Description of the Related Art
TFT-LCD (Thin Film Transistor-Liquid Crystal Display), as a flat panel display device, is increasingly applied in a high-performance display field because of its small size, low power consumption, no radiation and relatively low manufacturing cost and other characteristics.
A TFT-LCD device, as shown in FIG. 1a, includes an array substrate 10 and a color film substrate 20, a liquid crystal layer is provided between the array substrate 10 and the color film substrate 20. A desired display image is obtained by inputting a control signal into the array substrate 10 to control a deflection of liquid crystal layer in order to adjust a transmittance of light through the liquid crystal layer.
As shown in FIG. 1b, the array substrate 10 may comprise a plurality of data lines 101 arranged in a longitudinal sequence within a display area A. In order to detect defects such as a short-circuit defect which may appear during manufacturing the array substrate 10, lead wires 112 connected with the data lines 101 are provided in a peripheral area of the display area A (non-display area). A detecting signal is input into a data line 101 via the lead wire 112 to detect the short-circuit defect appearing in the data line 101. In order to simplify the manufacturing process and reduce a resistance between the lead wires 112 and the data lines 101, typically, the lead wire 112 may be formed from a material which forms a source-drain metal layer and the data lines 101.

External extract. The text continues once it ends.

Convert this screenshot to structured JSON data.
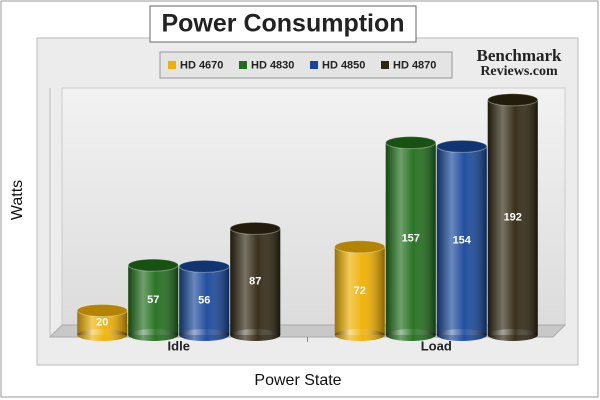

Further, in order to simplify the manufacturing process, during manufacturing the above array substrate 10, a pattern of the data lines 101, a semi-conductor active layer 102, a source 103, a drain 104 and the lead wire 112 is generally formed through a single patterning process (comprising a single exposure process, an ashing process and several etching processes) with a mask having a semipermeable membrane. Since the mask having a semipermeable membrane is capable of forming photoresists with different thicknesses, the photoresist with larger thickness will also be ashed out in its edge when ashing the photoresist with smaller thickness and thinning the photoresist with larger thickness, so that a width of the data line 101 will be reduced. However, since the semi-conductor active layer is located below the source-drain metal layer constituting the data lines 101, the semi-conductor active layer at the edge of the data line pattern will be exposed when etching the source-drain metal layer corresponding the area where the photoresist has been ashed out. As a result, an exposed semi-conductor active layer is enlarged corresponding to the reduced width of the data line. Thus, in order to meet the development trend of a narrow bezel display device, when wiring the lead wires 112 in the non-display area with a small space, if employing the above manufacturing process with the mask having a semipermeable membrane, the formed lead wires 112 cannot be wired in the small space due to the limitation of its width, otherwise, a probability of occurrence of the short-circuit defect may be increased because two adjacent lead wires 112 are too close, resulting in an adverse effect on a quality of the display device.